Akustisch sind die verpönten USA noch immer präsent. Vom hundertzehn Kilometer entfernten Florida dröhnt per Radio Miami der Imperialismus herüber auf die Insel: Clearwater Revivel, davor und danach Reklame für Coca-Cola und Cuba libre, den Long Drink.

Die meisten Kubaner wollen nichts davon hören. Sie schalten auf heimische Radiostationen und hören alle halbe Stunde eine samtene Shampoonstimme Kubas Reklame für Kuba verkünden: „Cuba – territorio libre en America – Ano del primer congreso.“ Kuba feiert in diesem Jahr, im Jahr 16 des Revolutionsregimes, das Jahr des ersten Parteitages.

Ein Jahr der Frau gibt es hier nicht – bürgerlicher Schnickschnack, nicht nötig, da der vor der Revolution so penetrante Männlichkeitswahn des Machismo, abgeschafft sei. Aber: Die meisten leitenden Stellen sind in Kuba von Männern besetzt. Nur ein Drittel aller Universitätsstudenten sind Mädchen.
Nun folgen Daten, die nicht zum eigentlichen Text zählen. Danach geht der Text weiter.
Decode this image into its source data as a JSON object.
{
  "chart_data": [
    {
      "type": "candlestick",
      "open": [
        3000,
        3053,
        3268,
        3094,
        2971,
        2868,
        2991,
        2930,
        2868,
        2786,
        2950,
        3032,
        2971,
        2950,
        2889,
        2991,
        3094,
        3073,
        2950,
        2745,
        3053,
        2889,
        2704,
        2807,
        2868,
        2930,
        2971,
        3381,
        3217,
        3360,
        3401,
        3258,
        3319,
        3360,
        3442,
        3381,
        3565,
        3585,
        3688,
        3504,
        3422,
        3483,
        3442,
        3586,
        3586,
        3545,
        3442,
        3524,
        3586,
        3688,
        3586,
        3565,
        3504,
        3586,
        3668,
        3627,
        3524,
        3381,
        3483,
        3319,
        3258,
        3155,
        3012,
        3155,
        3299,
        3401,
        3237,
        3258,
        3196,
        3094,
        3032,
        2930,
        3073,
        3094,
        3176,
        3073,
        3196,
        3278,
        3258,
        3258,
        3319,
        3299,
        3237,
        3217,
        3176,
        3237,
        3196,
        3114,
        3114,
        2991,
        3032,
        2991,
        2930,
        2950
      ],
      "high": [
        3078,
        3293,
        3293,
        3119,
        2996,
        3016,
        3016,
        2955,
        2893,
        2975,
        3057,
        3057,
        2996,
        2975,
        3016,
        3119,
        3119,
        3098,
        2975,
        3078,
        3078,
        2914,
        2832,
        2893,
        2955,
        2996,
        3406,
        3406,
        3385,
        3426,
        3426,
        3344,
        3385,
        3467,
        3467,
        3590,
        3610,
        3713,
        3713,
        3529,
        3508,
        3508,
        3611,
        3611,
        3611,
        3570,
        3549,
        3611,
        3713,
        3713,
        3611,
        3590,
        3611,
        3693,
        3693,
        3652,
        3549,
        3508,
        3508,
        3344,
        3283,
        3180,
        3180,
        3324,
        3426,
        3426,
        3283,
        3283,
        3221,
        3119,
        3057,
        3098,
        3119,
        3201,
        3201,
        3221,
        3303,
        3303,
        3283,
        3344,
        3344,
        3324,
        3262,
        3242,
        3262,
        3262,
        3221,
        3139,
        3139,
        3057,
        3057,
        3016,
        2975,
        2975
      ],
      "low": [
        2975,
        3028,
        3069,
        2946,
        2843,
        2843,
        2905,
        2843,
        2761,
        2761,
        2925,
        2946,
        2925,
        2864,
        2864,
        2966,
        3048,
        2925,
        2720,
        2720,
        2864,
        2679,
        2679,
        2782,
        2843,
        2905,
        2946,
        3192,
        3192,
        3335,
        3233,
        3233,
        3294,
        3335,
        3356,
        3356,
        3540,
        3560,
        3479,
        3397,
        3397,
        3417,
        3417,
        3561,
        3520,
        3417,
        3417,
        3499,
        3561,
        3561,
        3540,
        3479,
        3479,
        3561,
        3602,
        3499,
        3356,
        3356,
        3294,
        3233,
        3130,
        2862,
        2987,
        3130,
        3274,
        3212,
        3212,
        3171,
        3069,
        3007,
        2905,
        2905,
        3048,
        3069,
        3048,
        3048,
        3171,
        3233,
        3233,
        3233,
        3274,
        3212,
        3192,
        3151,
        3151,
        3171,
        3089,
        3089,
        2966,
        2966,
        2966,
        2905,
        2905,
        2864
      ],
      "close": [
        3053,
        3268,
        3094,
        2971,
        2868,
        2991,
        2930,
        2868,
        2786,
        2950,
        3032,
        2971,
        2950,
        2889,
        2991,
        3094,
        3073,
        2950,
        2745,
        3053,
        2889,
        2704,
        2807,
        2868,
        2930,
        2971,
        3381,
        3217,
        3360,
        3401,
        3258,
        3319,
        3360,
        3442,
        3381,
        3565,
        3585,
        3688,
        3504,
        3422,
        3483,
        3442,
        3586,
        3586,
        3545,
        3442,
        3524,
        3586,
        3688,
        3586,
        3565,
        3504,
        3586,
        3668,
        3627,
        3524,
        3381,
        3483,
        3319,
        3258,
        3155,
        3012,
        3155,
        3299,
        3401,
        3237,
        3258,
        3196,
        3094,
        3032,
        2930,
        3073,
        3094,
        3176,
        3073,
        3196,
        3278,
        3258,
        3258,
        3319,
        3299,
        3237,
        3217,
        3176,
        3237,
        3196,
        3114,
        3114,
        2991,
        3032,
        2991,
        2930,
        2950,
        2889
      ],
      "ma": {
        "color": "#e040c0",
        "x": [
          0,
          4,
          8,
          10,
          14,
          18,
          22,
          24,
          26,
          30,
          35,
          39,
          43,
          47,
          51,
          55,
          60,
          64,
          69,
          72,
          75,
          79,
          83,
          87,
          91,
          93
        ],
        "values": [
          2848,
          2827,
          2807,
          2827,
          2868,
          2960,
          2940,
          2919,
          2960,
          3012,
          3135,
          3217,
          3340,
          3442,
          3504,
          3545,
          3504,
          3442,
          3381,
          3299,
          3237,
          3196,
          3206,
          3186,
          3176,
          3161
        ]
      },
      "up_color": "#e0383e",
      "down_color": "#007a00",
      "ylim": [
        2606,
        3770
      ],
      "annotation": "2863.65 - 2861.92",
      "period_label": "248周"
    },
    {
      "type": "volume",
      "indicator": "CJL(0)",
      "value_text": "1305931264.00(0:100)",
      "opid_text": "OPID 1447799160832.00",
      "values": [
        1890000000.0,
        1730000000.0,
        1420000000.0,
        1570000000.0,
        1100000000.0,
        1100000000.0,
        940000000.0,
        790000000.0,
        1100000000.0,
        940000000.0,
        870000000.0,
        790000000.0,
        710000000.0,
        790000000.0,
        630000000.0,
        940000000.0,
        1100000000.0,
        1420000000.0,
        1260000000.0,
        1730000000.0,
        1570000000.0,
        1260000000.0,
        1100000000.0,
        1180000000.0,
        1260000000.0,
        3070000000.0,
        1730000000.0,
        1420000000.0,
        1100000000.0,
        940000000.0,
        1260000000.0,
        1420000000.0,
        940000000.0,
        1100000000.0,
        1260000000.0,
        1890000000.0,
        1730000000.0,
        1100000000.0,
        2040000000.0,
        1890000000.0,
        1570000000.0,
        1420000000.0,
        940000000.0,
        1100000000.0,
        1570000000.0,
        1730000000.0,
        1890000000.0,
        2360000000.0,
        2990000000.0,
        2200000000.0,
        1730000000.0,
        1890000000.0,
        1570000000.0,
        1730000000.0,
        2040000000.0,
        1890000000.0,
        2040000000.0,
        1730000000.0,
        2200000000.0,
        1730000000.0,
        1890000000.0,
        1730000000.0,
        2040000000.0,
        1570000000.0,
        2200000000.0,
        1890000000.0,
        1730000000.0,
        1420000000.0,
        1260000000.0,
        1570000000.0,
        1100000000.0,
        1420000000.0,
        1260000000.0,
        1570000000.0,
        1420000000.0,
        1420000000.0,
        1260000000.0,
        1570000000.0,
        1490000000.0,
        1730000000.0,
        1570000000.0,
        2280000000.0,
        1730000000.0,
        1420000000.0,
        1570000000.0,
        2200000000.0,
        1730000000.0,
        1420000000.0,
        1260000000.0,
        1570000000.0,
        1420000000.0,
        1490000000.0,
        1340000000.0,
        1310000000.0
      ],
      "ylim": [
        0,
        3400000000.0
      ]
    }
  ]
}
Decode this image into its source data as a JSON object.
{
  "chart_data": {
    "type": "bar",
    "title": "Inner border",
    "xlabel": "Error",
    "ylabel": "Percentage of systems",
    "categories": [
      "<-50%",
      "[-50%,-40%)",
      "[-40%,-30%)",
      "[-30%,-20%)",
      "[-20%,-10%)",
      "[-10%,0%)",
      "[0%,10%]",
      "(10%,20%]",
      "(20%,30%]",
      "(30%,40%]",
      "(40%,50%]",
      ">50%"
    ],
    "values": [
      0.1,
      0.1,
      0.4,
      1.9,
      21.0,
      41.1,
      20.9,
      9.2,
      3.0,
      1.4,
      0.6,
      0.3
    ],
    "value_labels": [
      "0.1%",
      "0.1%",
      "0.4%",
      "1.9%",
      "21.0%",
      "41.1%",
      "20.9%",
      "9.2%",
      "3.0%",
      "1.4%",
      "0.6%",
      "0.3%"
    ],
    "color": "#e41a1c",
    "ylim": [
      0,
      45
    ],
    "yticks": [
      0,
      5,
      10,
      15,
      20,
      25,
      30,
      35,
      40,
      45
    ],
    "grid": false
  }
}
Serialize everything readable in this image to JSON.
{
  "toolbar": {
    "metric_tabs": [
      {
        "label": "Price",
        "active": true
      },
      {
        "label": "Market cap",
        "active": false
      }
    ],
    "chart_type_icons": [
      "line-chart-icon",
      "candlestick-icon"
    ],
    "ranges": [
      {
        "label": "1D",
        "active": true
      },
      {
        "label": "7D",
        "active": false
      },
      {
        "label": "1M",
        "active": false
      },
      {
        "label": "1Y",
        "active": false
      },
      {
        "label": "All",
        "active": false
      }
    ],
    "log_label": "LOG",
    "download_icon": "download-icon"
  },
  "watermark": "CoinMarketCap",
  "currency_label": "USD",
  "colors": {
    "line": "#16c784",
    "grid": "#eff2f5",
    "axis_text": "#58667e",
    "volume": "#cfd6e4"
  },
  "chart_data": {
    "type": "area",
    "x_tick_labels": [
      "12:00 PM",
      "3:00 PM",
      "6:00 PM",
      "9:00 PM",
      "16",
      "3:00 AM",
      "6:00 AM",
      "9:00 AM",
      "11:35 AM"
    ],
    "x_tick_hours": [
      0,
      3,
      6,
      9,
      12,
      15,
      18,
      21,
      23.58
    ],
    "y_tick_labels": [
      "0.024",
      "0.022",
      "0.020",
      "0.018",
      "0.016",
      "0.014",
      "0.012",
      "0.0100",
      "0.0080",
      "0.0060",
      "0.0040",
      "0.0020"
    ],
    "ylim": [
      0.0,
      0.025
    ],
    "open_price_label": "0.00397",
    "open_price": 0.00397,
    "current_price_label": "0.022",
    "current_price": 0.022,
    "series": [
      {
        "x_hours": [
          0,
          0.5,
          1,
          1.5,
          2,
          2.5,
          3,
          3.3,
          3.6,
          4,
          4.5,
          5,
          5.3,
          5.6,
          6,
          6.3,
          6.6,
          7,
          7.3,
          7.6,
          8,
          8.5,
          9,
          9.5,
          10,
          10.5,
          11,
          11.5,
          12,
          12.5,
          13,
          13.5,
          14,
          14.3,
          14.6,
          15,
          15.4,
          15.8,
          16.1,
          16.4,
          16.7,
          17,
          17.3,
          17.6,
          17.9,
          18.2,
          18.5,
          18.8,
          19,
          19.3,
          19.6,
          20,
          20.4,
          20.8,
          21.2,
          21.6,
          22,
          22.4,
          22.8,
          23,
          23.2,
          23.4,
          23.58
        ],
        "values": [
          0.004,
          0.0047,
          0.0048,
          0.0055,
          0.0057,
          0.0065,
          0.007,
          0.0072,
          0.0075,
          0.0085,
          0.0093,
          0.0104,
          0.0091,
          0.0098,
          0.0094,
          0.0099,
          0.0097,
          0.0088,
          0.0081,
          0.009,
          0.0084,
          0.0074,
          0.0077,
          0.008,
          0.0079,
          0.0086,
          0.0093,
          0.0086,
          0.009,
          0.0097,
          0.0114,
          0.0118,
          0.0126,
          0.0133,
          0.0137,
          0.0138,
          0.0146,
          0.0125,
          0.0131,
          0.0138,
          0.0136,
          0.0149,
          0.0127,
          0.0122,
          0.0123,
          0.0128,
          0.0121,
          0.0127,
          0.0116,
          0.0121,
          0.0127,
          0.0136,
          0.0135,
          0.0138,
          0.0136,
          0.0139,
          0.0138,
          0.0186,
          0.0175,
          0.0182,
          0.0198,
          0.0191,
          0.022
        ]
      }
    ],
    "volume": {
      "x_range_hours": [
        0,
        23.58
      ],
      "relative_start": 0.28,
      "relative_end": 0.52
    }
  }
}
Auf ihr Gesundheitsprogramm sind die Kubaner stolz. Seit der Revolution gibt es auf dem Lande 50 Krankenhäuser, vorher gab es nur eins. Malaria und Magen-Darm-Krankheiten sind fast ausgerottet. Die Kindersterblichkeitszahl ist die niedrigste in Lateinamerika, auf europäische Maßstäbe heruntergedrückt. Medizinische Behandlung und Tabletten sind kostenlos. Daneben ist das Erziehungssystem der Knüller des Castro-Regimes. Drei Jahre Grundschule und sechs Jahre Mittelschule sind Pflicht, die folgende Oberschule (drei Jahre) ist freiwillig. Für die Universität muß man sich durch Leistung qualifizieren. Den Schülern bezahlt die Regierung Kleidung und Essen. Castro: „Unsere einzigen Privilegierten sind die Kinder.“

Freilich, Lesen und Schreiben lernen nicht nur die Kinder. Seit 1961, dem „Jahr der Erziehung“, ist die Analphabetenziffer von 40 auf 3,6 Prozent gesunken. Bis auf ein paar ganz Alte und Gebrechliche können alle Kubaner lesen.